Cyrano Agency is a South Korean romantic comedy that focuses entirely on the universal themes of authenticity and honesty in romantic love. The narrative follows a dating agency that creates elaborate scripts to pair clients with their crushes, ultimately serving as a meta-commentary on the artificiality of courtship. The central dramatic question revolves around whether fabricated love can ever be real, a theme that grounds the story in transcendent morality rather than subjective power dynamics. The film features a primarily Korean cast in a modern Korean setting, meaning the categories concerning racial politics and civilizational self-hatred do not apply. Gender dynamics are traditional to the romantic comedy genre, showing a complementary effort between male and female agency members to help clients find love, and there is no messaging that disparages family or elevates career above all else. The movie is a light, charming, and apolitical exploration of human connection.

Categorical Breakdown

Identity Politics1/10

The movie is a South Korean production featuring an entirely Korean cast and setting, which sidesteps Western-centric racial politics and the vilification of 'whiteness.' Characters are judged by the content of their character, with the core narrative promoting honesty over manufactured personas.

Oikophobia1/10

As a South Korean romantic comedy, the plot is focused on contemporary dating life in Seoul and contains no element of hostility toward Korean culture, ancestors, or national identity. The film is culturally situated without any civilizational self-hatred or elevation of external cultures as morally superior.

Feminism2/10

The female lead, Min-yeong, is a competent member of the agency team and contributes to the overall business goals. While she is a capable woman, she is not a 'Girl Boss' figure meant to emasculate the male lead. The story centers on a romantic pursuit, affirming the traditional male-female pairing without anti-natal or anti-family messaging.

LGBTQ+1/10

The entire premise and all romantic subplots revolve around traditional male-female pairings. There is no presence of queer theory, centering of alternative sexualities, or deconstruction of the nuclear family unit.

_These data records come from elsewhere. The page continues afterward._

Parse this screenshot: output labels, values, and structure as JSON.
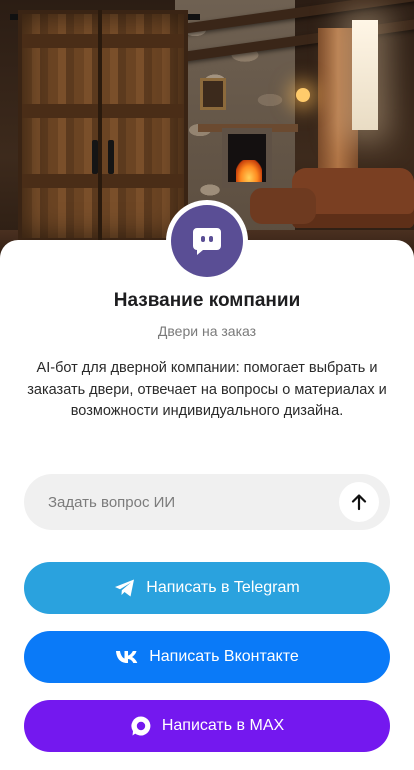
{
  "hero": {
    "image_description_icon": "interior-photo"
  },
  "company": {
    "name": "Название компании",
    "subtitle": "Двери на заказ",
    "description": "AI-бот для дверной компании: помогает выбрать и заказать двери, отвечает на вопросы о материалах и возможности индивидуального дизайна.",
    "avatar_icon": "chat-bubble-icon",
    "avatar_color": "#5a4e95"
  },
  "ask": {
    "placeholder": "Задать вопрос ИИ",
    "value": "",
    "send_icon": "arrow-up-icon"
  },
  "buttons": {
    "telegram": {
      "label": "Написать в Telegram",
      "icon": "telegram-icon",
      "color": "#2aa2de"
    },
    "vk": {
      "label": "Написать Вконтакте",
      "icon": "vk-icon",
      "color": "#0a7af8"
    },
    "max": {
      "label": "Написать в MAX",
      "icon": "max-icon",
      "color": "#7418ef"
    }
  }
}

Sexuality remains a private, non-ideological component of the main, normative romantic structure.

Anti-Theism1/10

One of the central client subplots involves a man wooing a woman he met at a local church, treating the religious setting as a natural part of their community and life. The movie's ultimate message favors authenticity and truth, aligning with a transcendent moral law rather than advocating for moral relativism or hostility toward faith.